邢老大提着刀走到跪在面前的人身前“講,李阿大家人在哪?”
奈何雞同鴨講,對方聽不懂,反而哇哇大叫。
邢老大也不遲疑,直接揮刀,繼而看向那人身旁之人,露出一口白牙“你說。”
那人整個人都傻了,哭爹喊娘的講了一堆,奈何依舊被邢老大砍死,很簡單,他聽不懂對方講的啥。邢老大一點都不嫌費事,挨個問,挨個砍。
“俺曉得,俺曉得。”眼瞅着砍了十多人,累的氣喘吁吁的邢老大煩了,索性不問了。罵罵咧咧的要周圍家丁一起砍,跪在角落的一個中年人哭爹喊娘的大喊“俺曉得。”
很快他就被家丁從人堆里拽了出來“李阿大家在詔安縣北十里庄整個莊子……”
“詔安縣北十里庄。”邢老大重複一遍,旁邊的家丁立刻拱手,轉身就走。
“林阿仔,庄七郎,蔣二郎,蔣阿豐,李阿輝,田阿康,李阿嬤,陳阿皮,賴九頭,呂蓮妹,馬郎,蔡阿娣,施雙頭……”邢老大坐在一個馬扎之上,一口氣報出四十多人的姓名,追問此人這些人的詳細住址。
薛宜品渾身一抖,他見過狠的,可是沒見過這麼狠的。
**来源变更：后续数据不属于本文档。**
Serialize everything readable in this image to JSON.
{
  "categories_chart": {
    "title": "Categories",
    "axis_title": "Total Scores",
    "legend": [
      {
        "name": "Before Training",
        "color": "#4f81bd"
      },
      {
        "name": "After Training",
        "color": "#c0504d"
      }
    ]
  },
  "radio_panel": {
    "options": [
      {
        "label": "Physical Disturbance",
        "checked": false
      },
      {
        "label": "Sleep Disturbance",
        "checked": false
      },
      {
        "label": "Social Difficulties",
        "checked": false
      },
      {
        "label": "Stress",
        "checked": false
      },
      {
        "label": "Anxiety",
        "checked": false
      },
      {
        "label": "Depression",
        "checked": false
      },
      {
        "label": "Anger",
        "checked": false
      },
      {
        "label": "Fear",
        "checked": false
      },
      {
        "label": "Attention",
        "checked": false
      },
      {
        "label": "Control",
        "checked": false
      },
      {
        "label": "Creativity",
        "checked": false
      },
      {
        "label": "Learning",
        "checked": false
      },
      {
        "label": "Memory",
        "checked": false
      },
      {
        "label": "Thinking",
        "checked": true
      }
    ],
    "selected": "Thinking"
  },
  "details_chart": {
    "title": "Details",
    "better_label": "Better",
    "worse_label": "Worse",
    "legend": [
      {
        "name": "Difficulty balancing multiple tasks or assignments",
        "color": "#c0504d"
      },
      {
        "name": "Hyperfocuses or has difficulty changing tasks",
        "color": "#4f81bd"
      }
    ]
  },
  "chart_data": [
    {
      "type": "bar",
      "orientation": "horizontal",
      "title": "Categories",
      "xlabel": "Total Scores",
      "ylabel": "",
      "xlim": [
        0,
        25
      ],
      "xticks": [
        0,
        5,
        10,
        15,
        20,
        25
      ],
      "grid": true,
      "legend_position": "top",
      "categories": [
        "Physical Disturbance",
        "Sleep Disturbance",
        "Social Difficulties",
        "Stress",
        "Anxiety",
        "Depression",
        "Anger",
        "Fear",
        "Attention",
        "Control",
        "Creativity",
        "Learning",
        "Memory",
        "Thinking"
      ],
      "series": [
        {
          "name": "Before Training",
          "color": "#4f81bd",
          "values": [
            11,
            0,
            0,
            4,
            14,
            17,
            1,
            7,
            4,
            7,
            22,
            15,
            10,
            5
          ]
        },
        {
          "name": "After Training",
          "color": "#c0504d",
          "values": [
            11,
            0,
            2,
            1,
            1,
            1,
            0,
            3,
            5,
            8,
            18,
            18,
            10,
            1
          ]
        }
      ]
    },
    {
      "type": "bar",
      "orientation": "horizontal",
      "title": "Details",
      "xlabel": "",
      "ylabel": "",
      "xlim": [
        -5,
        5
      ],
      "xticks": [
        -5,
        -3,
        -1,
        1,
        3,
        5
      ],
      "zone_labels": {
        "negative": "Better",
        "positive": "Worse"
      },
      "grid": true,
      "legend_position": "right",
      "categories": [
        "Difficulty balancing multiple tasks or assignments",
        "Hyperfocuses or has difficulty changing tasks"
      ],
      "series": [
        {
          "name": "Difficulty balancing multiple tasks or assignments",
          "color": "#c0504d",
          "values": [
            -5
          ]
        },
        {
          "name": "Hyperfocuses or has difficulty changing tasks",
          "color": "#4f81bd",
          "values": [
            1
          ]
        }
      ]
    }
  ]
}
這是要把梅嶺港周圍五十五家勢力連根拔起。可是人為刀俎我為魚肉,他根本不敢遲疑,趕忙將各家位置一一報出。
而他每報出一家地址,就有家丁轉身離去。慢慢的,薛宜品察覺了不妥,這些人不是普通人,是軍士。
“二當家,天快亮了。大當家講,帶着人直接過去都殺光。”伴隨着一個猖狂的聲音,有人從屋子後邊走了過來。
正在不停賣人的薛宜品渾身一震,抬頭看去,果然是昨個兒邢老大下午被他訛銀子的那些北侉子……不不不,軍爺。
鄭佰下意識的扭頭看去,露出一口有些黃的牙“呦吼,是你小子。”
薛宜品再也顧不上旁的,磕頭如搗蒜“爺爺饒命,爺爺饒命,小的有眼無珠,有眼無珠!”
邢老大不動聲色的拿起刀走到身如篩糠的薛宜品跟前。在變了聲的慘叫中,將他的繩索割開,把刀扔在對方面前“去,砍死他們。”
渾身惡臭的薛宜品一激靈,扭頭看向跪在不遠處的那些港口之前的同僚。
“軍爺,俺也懂官話啊……”原本猶豫不決的薛宜品拿起面前的雁翎刀,起身瘋狂的砍殺起來。